In 1878, there was no state Sunday law, and Act 84 of 1878 delegated to police juries the power to penalize the conduct of a legitimate business.

Act No. 205 of 1908 is an amendment to Act 178 of 1904,- empowering municipal corporations to adopt ordinances declaring certain persons vagrants, etc. The amendment of 1908 was made for the purpose of including police juries, and is a general grant of power to both municipal corporations and police juries to adopt ordinances declaring and punishing the offense of vagrancy as defined by the statute. Vagrancy has been a state offense since 1855, and is denounced by section 3877 et seq. of the Revised Statutes of 1870. The power to arrest and punish vagrants and suspicious persons is usually conferred on all municipalities. This power was recognized and enforced in the case of City of Shreveport v. Bowen, 116 La. 522, 40 South. 859.

In State v. Harper, 42 La. Ann. 312, 7 South. 446, the police jury of Lincoln parish had not only passed an ordinance prohibiting retail sales of intoxicating liquors, but providing penalties for the violation of the ordinance. The court ruled that the power to affix such penalties had not been delegated by the statute, and, referring to the Baum Case, said:

“The act delegated full and plenary power to the police juries to make regulations for the sale of, or a prohibition of the sale of, intoxicating liquors on Sunday, and it was made an offense against tne state for a violation of the ordinance passed in pursuance of said act.” (Italics ours.)

Act 84 of 1878, thus construed, was an unwarranted delegation of legislative power to police juries. In the Harper Case the court further said:

“We do not intimate that the police juries are without power to enforce penalties for violation of ordinances passed in pursuance of the *1019authority vested in them for local police purposes.”

Act No. 205 of 1908 empowers police juries to pass ordinances declaring certain classes of persons to be vagrants, and punishing them by a fine of not less than $10 nor more than $30, or by an imprisonment of not less than 10 days nor more than 30 days in the municipal or parish jails, or both, at the discretion of the court.
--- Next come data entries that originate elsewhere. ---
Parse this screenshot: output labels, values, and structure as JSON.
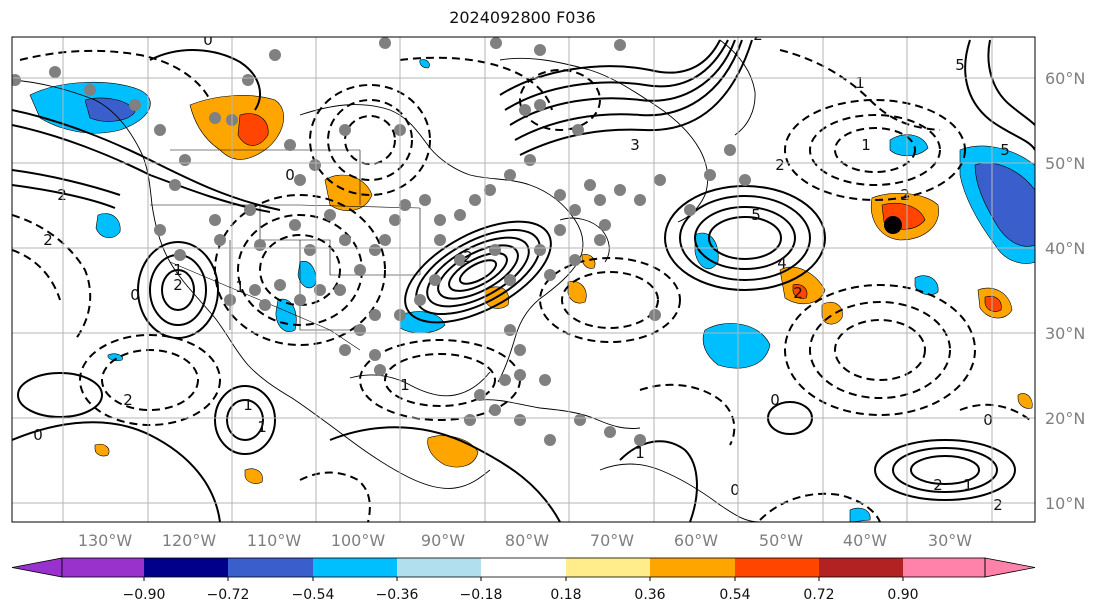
{
  "title": "2024092800 F036",
  "map": {
    "lon_labels": [
      "130°W",
      "120°W",
      "110°W",
      "100°W",
      "90°W",
      "80°W",
      "70°W",
      "60°W",
      "50°W",
      "40°W",
      "30°W"
    ],
    "lat_labels": [
      "60°N",
      "50°N",
      "40°N",
      "30°N",
      "20°N",
      "10°N"
    ],
    "grid_color": "#b5b5b5",
    "contour_color": "#000000",
    "contour_labels": [
      "0",
      "2",
      "2",
      "0",
      "0",
      "2",
      "1",
      "1",
      "2",
      "1",
      "1",
      "0",
      "2",
      "5",
      "4",
      "1",
      "3",
      "2",
      "1",
      "5",
      "1",
      "2",
      "0",
      "2",
      "2",
      "0",
      "5",
      "2",
      "2",
      "1",
      "1",
      "0"
    ]
  },
  "colorbar": {
    "ticks": [
      "−0.90",
      "−0.72",
      "−0.54",
      "−0.36",
      "−0.18",
      "0.18",
      "0.36",
      "0.54",
      "0.72",
      "0.90"
    ],
    "colors": [
      "#9932cc",
      "#00008b",
      "#3a5fcd",
      "#00bfff",
      "#b2dfee",
      "#ffffff",
      "#ffec8b",
      "#ffa500",
      "#ff4500",
      "#b22222",
      "#ff82ab"
    ]
  }
}
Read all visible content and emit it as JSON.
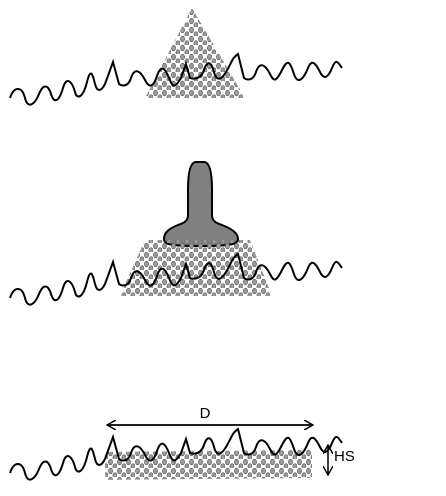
{
  "dimensions": {
    "width_label": "D",
    "height_label": "HS"
  }
}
The act further provides that prosecutions shall be conducted in the same manner as prosecutions for violations of municipal and parochial ordinances.

The difference between the provisions of Act 84 of 1878 and Act 205 of 1908 are so radical that the Baum and Harper Cases have no application. The sole question is whether the Legislature had the constitutional power to pass Act 205 of 1908.

[2] Defendant’s counsel cites Cooley in support of the .maxim that “legislative power must not be delegated.” This maxim, like all general propositions, has its exceptions—

“and is to be understood in the light of immemorial practice of this country and England, which always has recognized the propriety and policy of vesting municipal organizations with certain powers of local regulation, in respect to which the parties immediately interested may fairly be supposed more competent, to judge of their needs, than any central authority.” Cooley on Limitations, p. 138 (6th Ed.).

The delegations of legislative power to municipal corporations and other political subdivisions by the statutes of this state are too numerous to mention. A parish, like a city or town, is a subdivision for the purpose of local government. Both derive their powers from the Legislature. The question what police powers shall be conferred on the parish, or the city or town, is one exclusively for the determination of the Legislature. ’

If vagrancy be a nuisance in the city of Shreveport, it is no less a nuisance in other parts of the parish of Caddo.

Our conclusion is that Act No. 205 of 1908 is not violative of the Constitution of the state.

We note that Act No. 315 of 1908 authorizes police juries to enforce their ordinances by process of indictment or information, or by fine or forfeiture to be collected by civil proceedings before any court of competent jurisdiction.

It is therefore ordered that the judgment appealed from be reversed; and it is now ordered that this case be remanded, with instructions to the judge a quo to overrule defendant’s motion to quash, and for further proceedings according to law.